MRP di dalam UU OTSUS, bukan sekedar lembaga untuk menunjukkan representase kultural orang asli Papua tetapi MRP diharapkan mampu memperjuangkan hak-hak dasar orang asli Papua secara substansi. Namun sejak awal kelahirannya MRP seolah tak dianggap oleh pemerintah daerah apalagi oleh pemerintah pusat. Pada beberapa pertemuan MRP tidak dilibatkan atau dilibatkan hanya sebagai ‘tamu’ atau alat justifikasi OTSUS. Kewenangan dan pokok - pokok pikiran yang digagas oleh MRP tidak pernah digubris oleh pemerintah baik di daerah apalagi di pusat. MRP bahkan seolah menjadi potret untuk menunjukkan ‘mudahnya’ melemahkan orang asli Papua dan mendefenisikan orang Papua sebagai separatis, buktinya semua yang dikerjakan MRP selalu dicurigai dan ditolak.

Pada perjalanannya berulang kali MRP mengalami kegagalan, keberadaan dan kekuatannya sebagai lembaga kultural dilemahkan. Pertama kali, ketika MRP memprotes kehadiran Provinsi Papua Barat tahun 2005.Hasil penjaringan pendapat di berbagai tempat yang sudah dilakukan oleh MRP yang intinya menolak pemekaran provinsi Papua Barat dengan gampang diabaikan oleh pemerintah pusat. Maka sejak itu juga, berbagai upaya pemekaran Provinsi Papua tidak merasa penting harus mendapatkan persetujuan dari MRP (Pasal 76 UU OTSUS), MRP hanya didatangi sebagai bentuk justifikasi saja akan tetapi ada atau tidaknya rekomendasi MRP, tidak diperdulikan.
Kemudian tahun 2006 ketika MRP meminta pemerintah dan parlemen untuk mengakui bendera bintang kejora dan lagu "Hai Tanahku Papua", sebagai lambang dan lagu resmi daerah Papua. Menurut MRP, penggunaan bendera bintang kejora dan lagu daerah itu sejalan dengan Pasal 2 Ayat(2) UU OTSUS, dijawab pemerintah dengan mengeluarkan PP Nomor 77 Tahun 2007 yang intinya menolak rekomendasi MRP.

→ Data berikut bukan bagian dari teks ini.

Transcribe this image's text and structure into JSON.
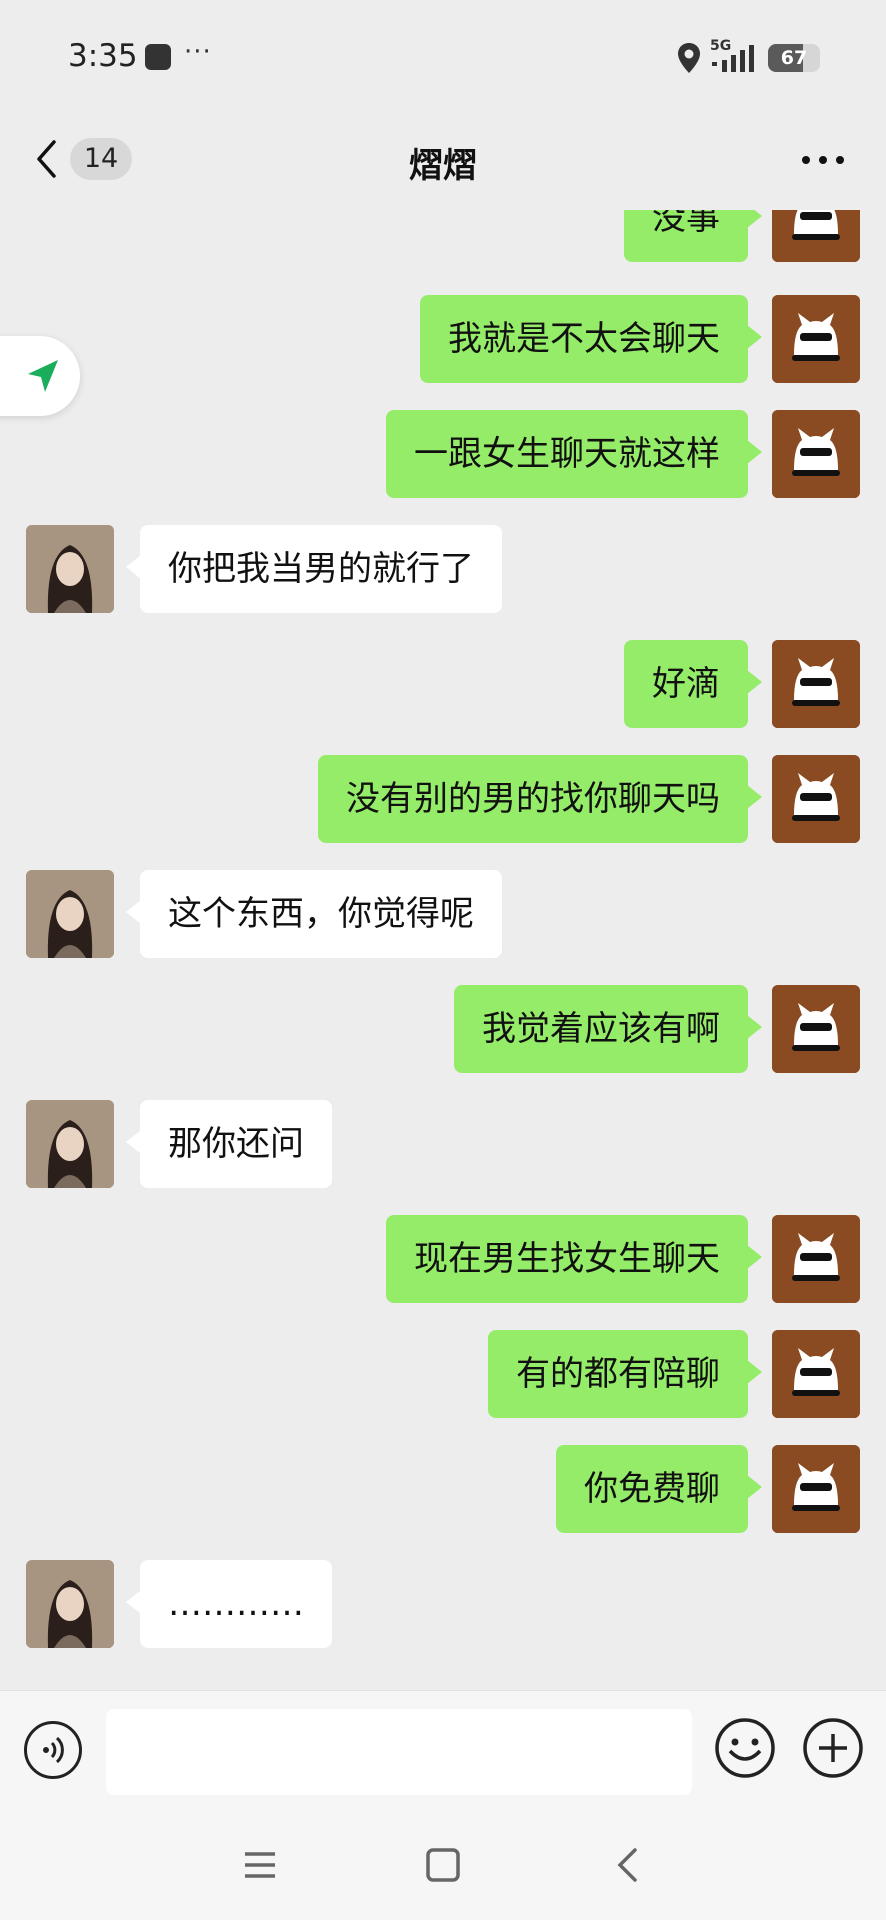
{
  "status_bar": {
    "time": "3:35",
    "overflow": "···",
    "network": "5G",
    "battery": "67",
    "battery_level": 0.67
  },
  "header": {
    "unread_count": "14",
    "title": "熠熠"
  },
  "messages": [
    {
      "side": "me",
      "text": "没事"
    },
    {
      "side": "me",
      "text": "我就是不太会聊天"
    },
    {
      "side": "me",
      "text": "一跟女生聊天就这样"
    },
    {
      "side": "other",
      "text": "你把我当男的就行了"
    },
    {
      "side": "me",
      "text": "好滴"
    },
    {
      "side": "me",
      "text": "没有别的男的找你聊天吗"
    },
    {
      "side": "other",
      "text": "这个东西，你觉得呢"
    },
    {
      "side": "me",
      "text": "我觉着应该有啊"
    },
    {
      "side": "other",
      "text": "那你还问"
    },
    {
      "side": "me",
      "text": "现在男生找女生聊天"
    },
    {
      "side": "me",
      "text": "有的都有陪聊"
    },
    {
      "side": "me",
      "text": "你免费聊"
    },
    {
      "side": "other",
      "text": "…………"
    }
  ],
  "input": {
    "value": "",
    "placeholder": ""
  },
  "colors": {
    "my_bubble": "#95ec69",
    "other_bubble": "#ffffff",
    "background": "#ededed",
    "cat_avatar": "#8a4b22"
  },
  "icons": {
    "back": "chevron-left-icon",
    "more": "more-icon",
    "voice": "voice-icon",
    "emoji": "emoji-icon",
    "plus": "plus-icon",
    "location": "location-arrow-icon"
  }
}
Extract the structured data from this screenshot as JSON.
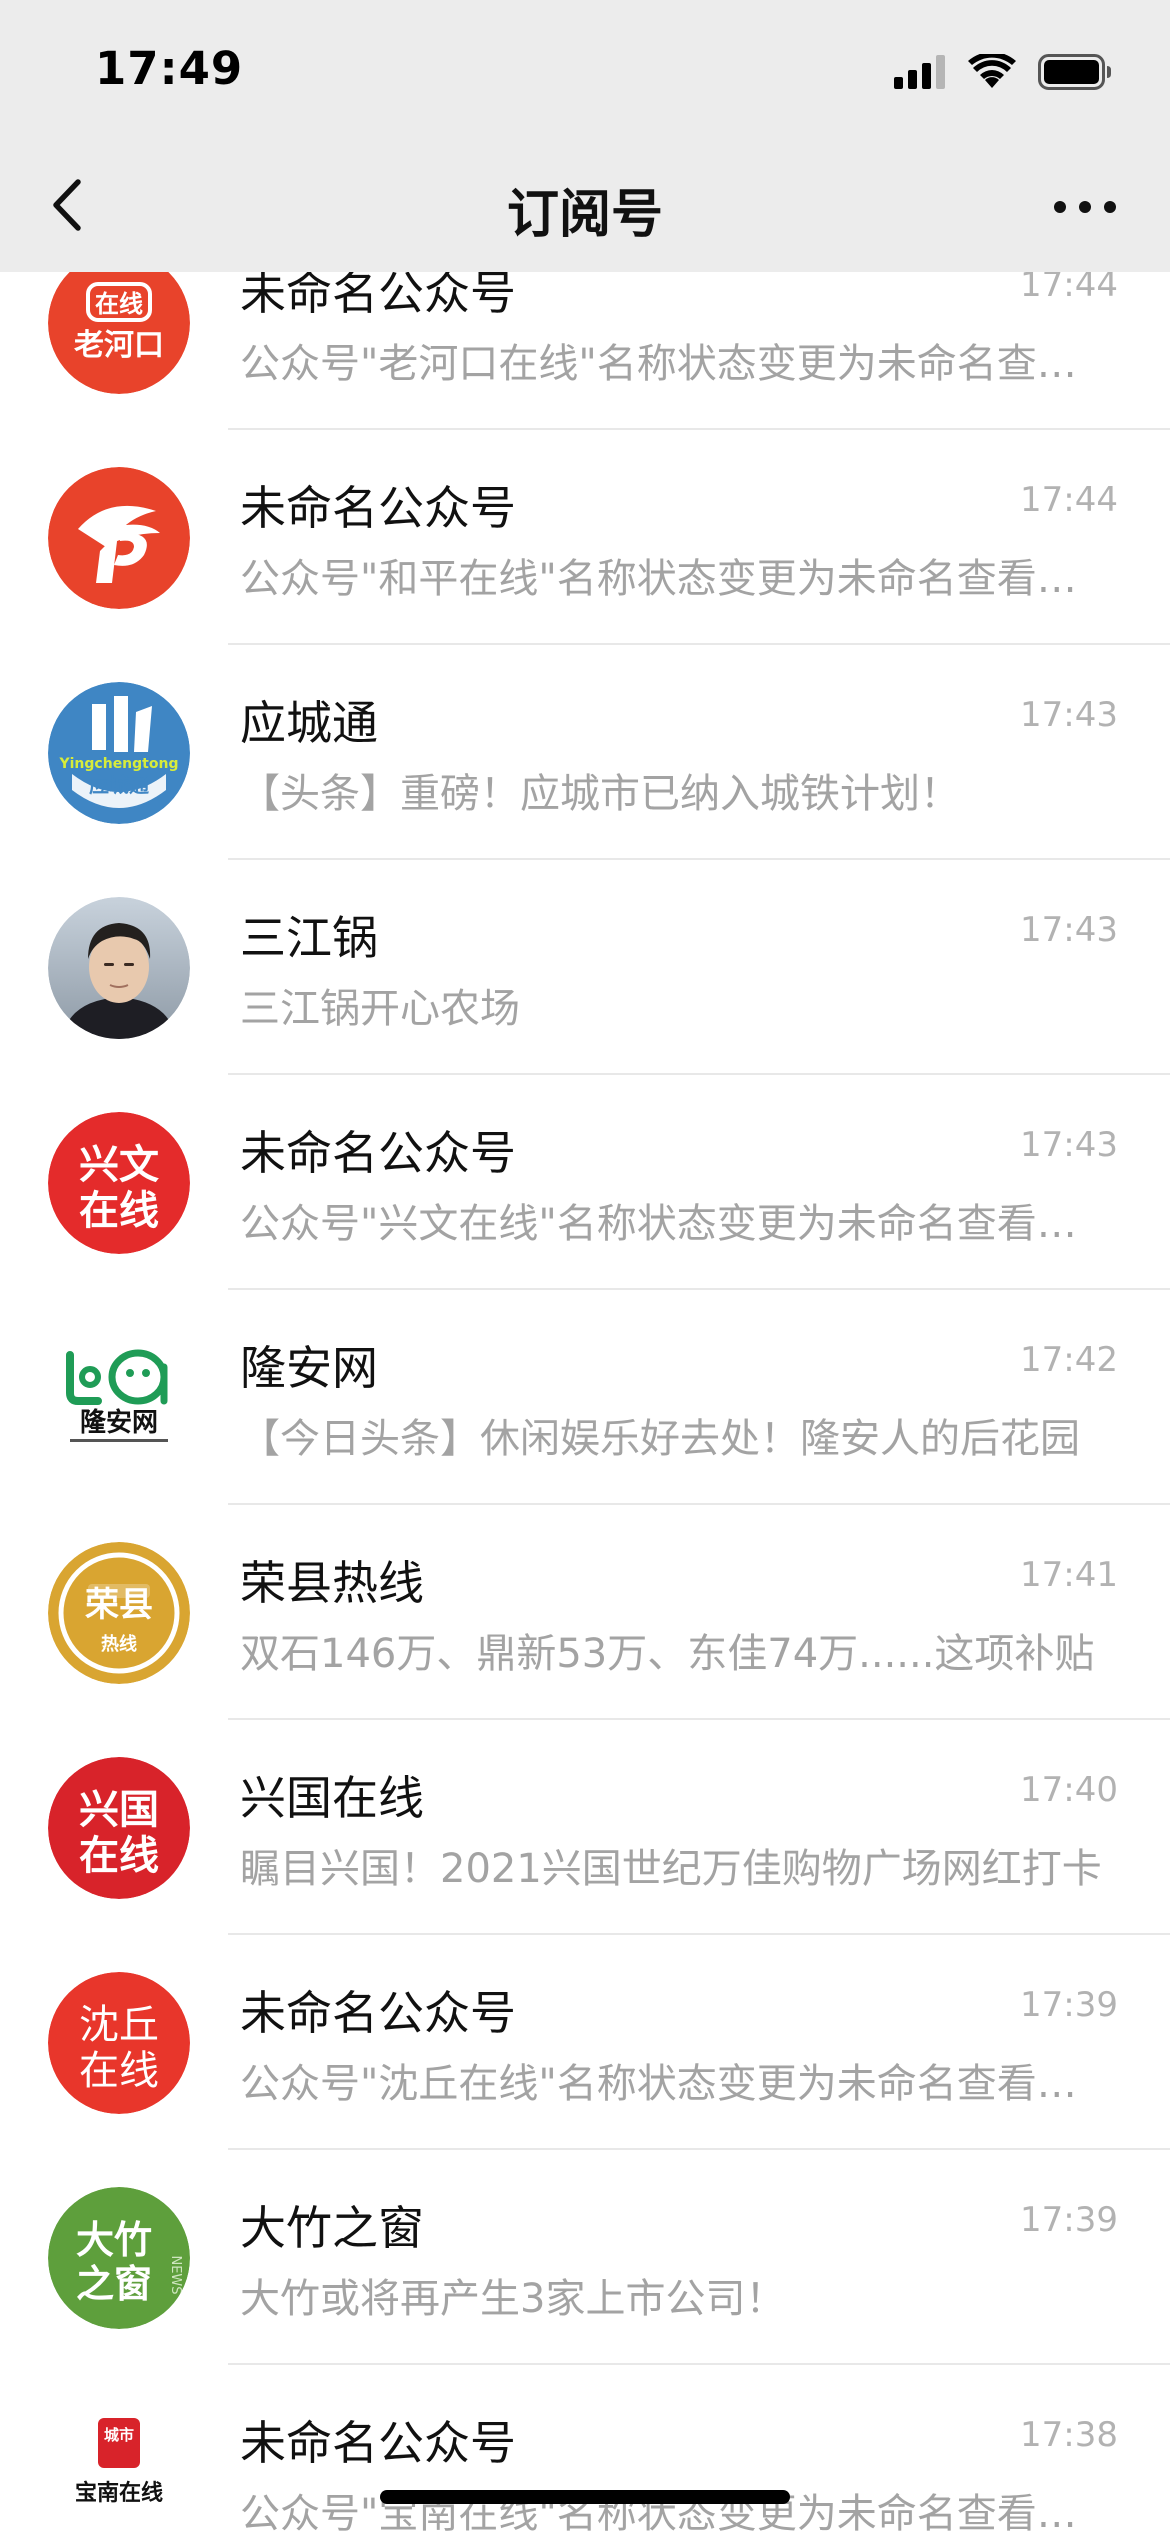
{
  "status_bar": {
    "time": "17:49",
    "icons": [
      "cellular-signal-icon",
      "wifi-icon",
      "battery-icon"
    ]
  },
  "nav": {
    "title": "订阅号",
    "back_icon": "chevron-left-icon",
    "more_icon": "more-dots-icon"
  },
  "colors": {
    "header_bg": "#ececec",
    "name_text": "#111111",
    "preview_text": "#a3a3a3",
    "time_text": "#b2b2b2",
    "separator": "#e8e8e8"
  },
  "items": [
    {
      "name": "未命名公众号",
      "time": "17:44",
      "preview": "公众号\"老河口在线\"名称状态变更为未命名查看详情",
      "avatar": {
        "lines": [
          "在线",
          "老河口"
        ],
        "bg": "#e8432b"
      }
    },
    {
      "name": "未命名公众号",
      "time": "17:44",
      "preview": "公众号\"和平在线\"名称状态变更为未命名查看详情",
      "avatar": {
        "bg": "#e8432b"
      }
    },
    {
      "name": "应城通",
      "time": "17:43",
      "preview": "【头条】重磅！应城市已纳入城铁计划！",
      "avatar": {
        "lines": [
          "Yingchengtong",
          "应城通"
        ],
        "bg": "#3f86c4"
      }
    },
    {
      "name": "三江锅",
      "time": "17:43",
      "preview": "三江锅开心农场",
      "avatar": {
        "bg": "#a7b4c0"
      }
    },
    {
      "name": "未命名公众号",
      "time": "17:43",
      "preview": "公众号\"兴文在线\"名称状态变更为未命名查看详情",
      "avatar": {
        "lines": [
          "兴文",
          "在线"
        ],
        "bg": "#e42b2b"
      }
    },
    {
      "name": "隆安网",
      "time": "17:42",
      "preview": "【今日头条】休闲娱乐好去处！隆安人的后花园",
      "avatar": {
        "lines": [
          "隆安网"
        ],
        "bg": "#ffffff"
      }
    },
    {
      "name": "荣县热线",
      "time": "17:41",
      "preview": "双石146万、鼎新53万、东佳74万......这项补贴",
      "avatar": {
        "lines": [
          "荣县",
          "热线"
        ],
        "bg": "#d9a531"
      }
    },
    {
      "name": "兴国在线",
      "time": "17:40",
      "preview": "瞩目兴国！2021兴国世纪万佳购物广场网红打卡",
      "avatar": {
        "lines": [
          "兴国",
          "在线"
        ],
        "bg": "#d8232a"
      }
    },
    {
      "name": "未命名公众号",
      "time": "17:39",
      "preview": "公众号\"沈丘在线\"名称状态变更为未命名查看详情",
      "avatar": {
        "lines": [
          "沈丘",
          "在线"
        ],
        "bg": "#e8362b"
      }
    },
    {
      "name": "大竹之窗",
      "time": "17:39",
      "preview": "大竹或将再产生3家上市公司！",
      "avatar": {
        "lines": [
          "大竹",
          "之窗",
          "NEWS"
        ],
        "bg": "#5e9f3c"
      }
    },
    {
      "name": "未命名公众号",
      "time": "17:38",
      "preview": "公众号\"宝南在线\"名称状态变更为未命名查看详情",
      "avatar": {
        "lines": [
          "城市",
          "宝南在线"
        ],
        "bg": "#ffffff"
      }
    }
  ]
}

MRP juga diguncang masalah keuangan, tahun 2007 Papua Corruption Watch(PCW) membuat keterangan pers dengan merujuk data BPK Perwakilan Jayapura bahwa ada dugaan penyalahgunaan anggaran untuk tunjangan anggota dan pimpinan MRP sejumlah Rp 12 miliar lebih. Disebutkan juga bahwa semua anggaran ini dipakai untuk 39 orang anggota MRP, termasuk tunjangan jabatan anggota MRP yang tidak menjabat sebagai pimpinan MRP dan Pimpinan Kelompok Kerja. Pihak MRP sangat memprotes pernyataan dari PCW.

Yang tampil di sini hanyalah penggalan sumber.